Para sutri dan tukang banten membantu ida sulinggih menjalankan eteh-eteh upakara piodalan, ngayab upakara dilanjutkan dengan persembahyangan bersama dan upacara selesai dipimpin oleh ida sulinggih sekitar pukul satu siang. Acara berhenti sejenak menunggu waktu berlalu sambil duduk di area dagang dadakan yang menjajakan dagangannya di jaba sisi. Jika palawatan Dewa Ayu matangi sekitar pukul empat sore sudah hadir di pura diikuti kerauhan para pepatih dan melakukan prosesi yang biasa dilaksanakan yaitu masolah alit di jaba tengah.
Sekitar pukul tujuh malam dilajutkan acara ilen-ilen desa yang dipimpin oleh pemangku desa dan pemangku pura yaitu dimulai persembahan upakara di genah pasamayangan, para sadeg dan pangemong pura ikut menyaksikan. Ciri khas upacara di genah semayangan ini yaitu para sutri menari mengitari tempat ini sebanyak tiga kali, yang digambarkan membawa persembahan untuk para leluhur yang beragama Budha dari seberang laut seperti lilin, uang kertas cina, jajanan, kelapa muda,buah-buahan tertentu, khas lain acara ini, suara gambelan yang dilagukan namanya madayung atau nendang bahasa lokal setempat. Setelah jero mangku mendoakan upakara lalu sebagian upakara dibakar seperti; uang kertas Cina, perahu-perahuan,dan beberapa upakara lain ditaruh di tanah sebelah utara genah semayangan Kadang kadang prosesi upacara di sini diikiuti oleh kerauhan seseorang dengan bahasa Cina.
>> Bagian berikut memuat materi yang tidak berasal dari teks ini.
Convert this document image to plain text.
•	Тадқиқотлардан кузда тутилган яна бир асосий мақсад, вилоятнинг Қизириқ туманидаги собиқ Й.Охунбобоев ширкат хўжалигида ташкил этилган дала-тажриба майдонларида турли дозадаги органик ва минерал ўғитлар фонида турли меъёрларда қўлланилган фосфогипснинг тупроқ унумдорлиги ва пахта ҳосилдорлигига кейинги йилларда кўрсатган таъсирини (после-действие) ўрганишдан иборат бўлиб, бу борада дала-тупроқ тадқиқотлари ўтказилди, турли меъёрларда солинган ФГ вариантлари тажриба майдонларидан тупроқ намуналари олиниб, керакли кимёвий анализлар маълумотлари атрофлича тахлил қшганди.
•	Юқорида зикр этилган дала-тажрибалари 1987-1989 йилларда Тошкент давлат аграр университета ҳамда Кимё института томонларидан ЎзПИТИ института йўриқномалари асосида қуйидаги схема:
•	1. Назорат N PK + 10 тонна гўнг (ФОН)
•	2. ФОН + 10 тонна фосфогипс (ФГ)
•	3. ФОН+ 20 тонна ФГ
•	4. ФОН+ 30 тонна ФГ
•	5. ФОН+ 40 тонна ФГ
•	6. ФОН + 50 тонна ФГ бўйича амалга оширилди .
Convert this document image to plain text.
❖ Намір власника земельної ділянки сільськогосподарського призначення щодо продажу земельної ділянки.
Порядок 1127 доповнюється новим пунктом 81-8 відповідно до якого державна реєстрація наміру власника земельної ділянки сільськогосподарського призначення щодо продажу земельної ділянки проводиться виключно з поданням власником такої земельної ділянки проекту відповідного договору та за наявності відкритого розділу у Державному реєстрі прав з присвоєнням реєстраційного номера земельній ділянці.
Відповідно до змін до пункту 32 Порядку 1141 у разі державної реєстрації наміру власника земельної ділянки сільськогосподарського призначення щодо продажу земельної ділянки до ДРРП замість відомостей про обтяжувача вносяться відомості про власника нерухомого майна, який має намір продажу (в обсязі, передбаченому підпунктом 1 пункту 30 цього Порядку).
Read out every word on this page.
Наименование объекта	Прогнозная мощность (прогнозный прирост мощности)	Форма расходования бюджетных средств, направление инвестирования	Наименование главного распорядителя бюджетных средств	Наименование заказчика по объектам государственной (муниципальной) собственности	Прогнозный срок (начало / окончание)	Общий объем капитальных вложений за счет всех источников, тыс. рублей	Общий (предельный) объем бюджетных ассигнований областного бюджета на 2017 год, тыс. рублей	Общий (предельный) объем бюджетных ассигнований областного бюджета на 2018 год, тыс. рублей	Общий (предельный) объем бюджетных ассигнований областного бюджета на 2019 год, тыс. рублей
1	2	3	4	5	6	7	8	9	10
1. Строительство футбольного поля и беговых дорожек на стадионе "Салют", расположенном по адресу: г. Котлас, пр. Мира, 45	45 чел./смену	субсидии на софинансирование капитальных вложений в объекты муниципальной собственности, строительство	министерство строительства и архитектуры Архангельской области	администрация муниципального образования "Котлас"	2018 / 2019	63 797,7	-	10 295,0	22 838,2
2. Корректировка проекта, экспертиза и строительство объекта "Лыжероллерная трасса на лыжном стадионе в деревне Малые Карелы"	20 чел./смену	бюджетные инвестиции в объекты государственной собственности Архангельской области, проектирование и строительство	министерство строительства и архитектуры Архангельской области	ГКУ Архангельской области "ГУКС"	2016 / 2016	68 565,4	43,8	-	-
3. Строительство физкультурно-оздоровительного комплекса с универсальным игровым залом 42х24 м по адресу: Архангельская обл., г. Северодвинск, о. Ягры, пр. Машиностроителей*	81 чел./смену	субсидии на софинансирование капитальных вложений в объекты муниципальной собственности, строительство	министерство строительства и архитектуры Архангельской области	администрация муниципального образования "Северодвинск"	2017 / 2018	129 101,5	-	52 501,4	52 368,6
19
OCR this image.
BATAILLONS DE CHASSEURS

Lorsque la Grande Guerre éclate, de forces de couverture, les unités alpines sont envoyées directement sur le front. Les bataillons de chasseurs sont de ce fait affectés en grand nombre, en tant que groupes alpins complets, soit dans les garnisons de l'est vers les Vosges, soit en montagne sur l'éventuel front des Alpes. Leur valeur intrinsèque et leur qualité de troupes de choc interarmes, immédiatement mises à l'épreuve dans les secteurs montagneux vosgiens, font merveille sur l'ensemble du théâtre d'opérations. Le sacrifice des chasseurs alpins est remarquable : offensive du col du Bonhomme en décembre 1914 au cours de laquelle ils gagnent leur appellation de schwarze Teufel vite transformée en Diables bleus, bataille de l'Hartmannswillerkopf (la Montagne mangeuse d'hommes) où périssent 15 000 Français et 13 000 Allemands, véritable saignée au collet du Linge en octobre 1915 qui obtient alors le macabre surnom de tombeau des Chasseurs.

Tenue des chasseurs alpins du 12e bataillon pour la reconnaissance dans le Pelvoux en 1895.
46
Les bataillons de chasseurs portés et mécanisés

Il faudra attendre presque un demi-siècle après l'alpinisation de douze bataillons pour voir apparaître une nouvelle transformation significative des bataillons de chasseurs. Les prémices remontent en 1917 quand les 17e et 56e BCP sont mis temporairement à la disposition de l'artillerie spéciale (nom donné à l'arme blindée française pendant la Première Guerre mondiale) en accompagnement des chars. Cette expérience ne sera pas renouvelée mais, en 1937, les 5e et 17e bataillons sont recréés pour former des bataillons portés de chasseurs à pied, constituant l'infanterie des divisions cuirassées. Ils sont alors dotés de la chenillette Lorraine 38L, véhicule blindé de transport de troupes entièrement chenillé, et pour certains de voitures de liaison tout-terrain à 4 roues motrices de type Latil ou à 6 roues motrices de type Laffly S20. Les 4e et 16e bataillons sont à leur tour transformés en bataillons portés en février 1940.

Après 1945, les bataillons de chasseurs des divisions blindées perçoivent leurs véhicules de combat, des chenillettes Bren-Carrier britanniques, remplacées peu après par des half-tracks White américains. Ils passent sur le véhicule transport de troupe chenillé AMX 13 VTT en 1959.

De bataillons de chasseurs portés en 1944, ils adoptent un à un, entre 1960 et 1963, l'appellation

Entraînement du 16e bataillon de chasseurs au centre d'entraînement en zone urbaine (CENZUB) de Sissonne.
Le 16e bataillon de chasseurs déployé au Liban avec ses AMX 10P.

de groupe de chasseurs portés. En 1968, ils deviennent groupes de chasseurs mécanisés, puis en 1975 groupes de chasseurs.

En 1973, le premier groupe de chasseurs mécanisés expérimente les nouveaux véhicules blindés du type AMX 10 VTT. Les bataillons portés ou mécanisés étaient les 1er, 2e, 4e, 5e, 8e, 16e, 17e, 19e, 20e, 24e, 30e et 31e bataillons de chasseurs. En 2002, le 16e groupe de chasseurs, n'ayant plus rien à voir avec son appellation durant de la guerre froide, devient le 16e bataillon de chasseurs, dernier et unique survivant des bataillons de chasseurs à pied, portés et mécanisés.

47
“Ngayah Waduk Brerong” kata pepatih Ketut Sartika, di depan Arca Kuno |
Setelah persembahan di genah semayangan selesai dilanjutkan sebagian pemangku menghaturkan persembahan upakara yang ada di bale panca resi yang ditujukan untuk ida bhatara di segara (laut) dan sebagian pemangku memnghaturkan upakara yang telah disediakan di bale pengaruman untuk ida bhatara yang bestana di pangalasan (hutan) dan setelah pemangku selesai mendoakan seluruh upakara akan di larung ke pantai dan untuk upakara yang di alas akan dibawa ke suatu tempat tidak jauh dari pura di samping pohon pole. Prosesi terakhir yaitu acara pedatengan dan pengeluaran yang dilakukan didepan gedong pajenengan yang diikuti oleh seluruh umat Hindu yang hadir. Dalam prosesi ini selalu diakhiri dengan tradisi kerauhan oleh puluhan sadeg dan pepatih, baik tua muda, laki prempuan yang memang raganya sebagai mediasi oleh Roh alam sekitarnya. Esok hari seluruh simbul suci ida bhatara dikembalikan ke tempat parerepan semula.